KEN FOSTER’s work has appeared in The Believer, McSweeney's, Bomb, The New York Times Book Review, Time Out New York, The Village Voice and other publications. A collection of his short stories, titled The Kind I'm Likely to Get, was a New York Times Notable Book of the Year. He has also been awarded fellowships to Yaddo, the Sewanee Writers Conference, the New York Foundation for the Arts, and the Wesleyan Writers Conference. He has edited two anthologies — The KGB Bar Reader and Dog Culture — as well as a special issue of the Mississippi Review. His latest book is Dogs I Have Met: And the People They Found. He lives in New Orleans with his three dogs, Brando, Zephyr and Sula.

COLLEEN KANE is a writer and a former editor for Bust and Playgirl magazines. She writes for publications like Spin, Penthouse, and Vice, and her essays appear in online markets like Radar and The Frisky. She's blogged for Plenty magazine, Nerve, and elsewhere. Colleen read teen diary excerpts in the Mortified series in New York City and contributed to the book Mortified: Love is a Battlefield. Her urbex blog www.AbandonedBatonRouge.com has been featured on NPR. As she prepares to move back to Brooklyn after 34 months in Baton Rouge, she's writing a book in need of a publisher. Just you wait. www.ColleenKane.com

JACK LONG is a playwright, blogger, and actor based in New Orleans. He has been lauded and laughed at (in a good way) for co-writing and co-starring in numerous productions, including Carrie’s Facts of Life and the Big Easy Award-nominated comedy, The Titanic Adventures of the Love Boat Poseidon, which featured an underwater ballet the likes of which haven’t been seen on stage since Ziegfield was alive. Current projects include a radio play adaptation of Alien and converting Alfred Hitchcock’s Rebecca into a rip-roaring comedy. Neither is quite as complicated as it sounds.

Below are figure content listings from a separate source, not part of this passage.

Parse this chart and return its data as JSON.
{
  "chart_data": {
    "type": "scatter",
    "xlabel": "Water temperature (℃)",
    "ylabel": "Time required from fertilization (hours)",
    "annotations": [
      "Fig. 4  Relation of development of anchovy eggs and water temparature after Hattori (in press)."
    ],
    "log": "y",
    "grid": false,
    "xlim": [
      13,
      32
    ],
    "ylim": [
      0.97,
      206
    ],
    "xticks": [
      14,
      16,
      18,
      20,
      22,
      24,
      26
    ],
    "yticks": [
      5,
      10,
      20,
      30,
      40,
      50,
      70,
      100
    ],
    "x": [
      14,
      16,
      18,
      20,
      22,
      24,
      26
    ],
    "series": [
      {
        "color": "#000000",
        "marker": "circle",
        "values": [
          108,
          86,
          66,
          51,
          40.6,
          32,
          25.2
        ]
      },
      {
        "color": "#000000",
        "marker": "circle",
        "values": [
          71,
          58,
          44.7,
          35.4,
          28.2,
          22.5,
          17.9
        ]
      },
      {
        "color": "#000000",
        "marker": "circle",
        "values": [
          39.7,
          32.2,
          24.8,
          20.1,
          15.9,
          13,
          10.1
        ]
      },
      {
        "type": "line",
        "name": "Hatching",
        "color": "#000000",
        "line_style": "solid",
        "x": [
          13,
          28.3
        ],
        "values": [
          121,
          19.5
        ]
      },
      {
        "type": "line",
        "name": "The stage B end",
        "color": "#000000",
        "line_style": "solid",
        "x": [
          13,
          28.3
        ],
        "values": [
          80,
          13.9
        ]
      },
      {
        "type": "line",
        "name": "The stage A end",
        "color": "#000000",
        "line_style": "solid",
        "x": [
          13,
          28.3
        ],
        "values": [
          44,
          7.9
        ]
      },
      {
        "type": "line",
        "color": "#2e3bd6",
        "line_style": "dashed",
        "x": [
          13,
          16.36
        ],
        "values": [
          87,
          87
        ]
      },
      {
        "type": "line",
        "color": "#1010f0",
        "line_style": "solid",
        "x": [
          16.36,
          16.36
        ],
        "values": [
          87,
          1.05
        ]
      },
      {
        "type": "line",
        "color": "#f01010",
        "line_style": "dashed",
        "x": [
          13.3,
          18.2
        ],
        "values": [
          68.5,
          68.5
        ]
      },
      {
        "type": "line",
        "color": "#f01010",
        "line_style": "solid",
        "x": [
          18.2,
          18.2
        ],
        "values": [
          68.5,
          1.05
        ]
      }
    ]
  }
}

CAMPBELL ROBERTSON is a reporter for The New York Times based in New Orleans, which is an amalgam of all his previous beats at the paper: Iraq (where it's hot), theater (where people dress in outlandish costumes) and the party and gossip column (where everybody is on his or her third drink). He also on occasion has drawn comics for the paper in an effort to contribute to the gradual degradation of our national discourse.

DORIAN RUSH is a musician, actress, and playwright who has over 1200 performances under her belt. Most recently, she received a Big Easy award for her performance as Edith Sussman in Running With Scissors’ production of Die! Mommy! Die!, and she has been nominated for two more this year — one for best actress for her turn in Silent Night of the Lambs, and one for best cabaret performance in Livin’ Janis, which she wrote.

HUGH RYAN is a freelance writer whose work has appeared in The New York Times, Details, Nerve, The Daily Beast, The Advocate, NPR's Morning Edition, and other places. When not teaching his mother to curse, he can generally be found practicing acrobatics in the park or plotting wild travel schemes. Stalk him online at www.hughryan.org.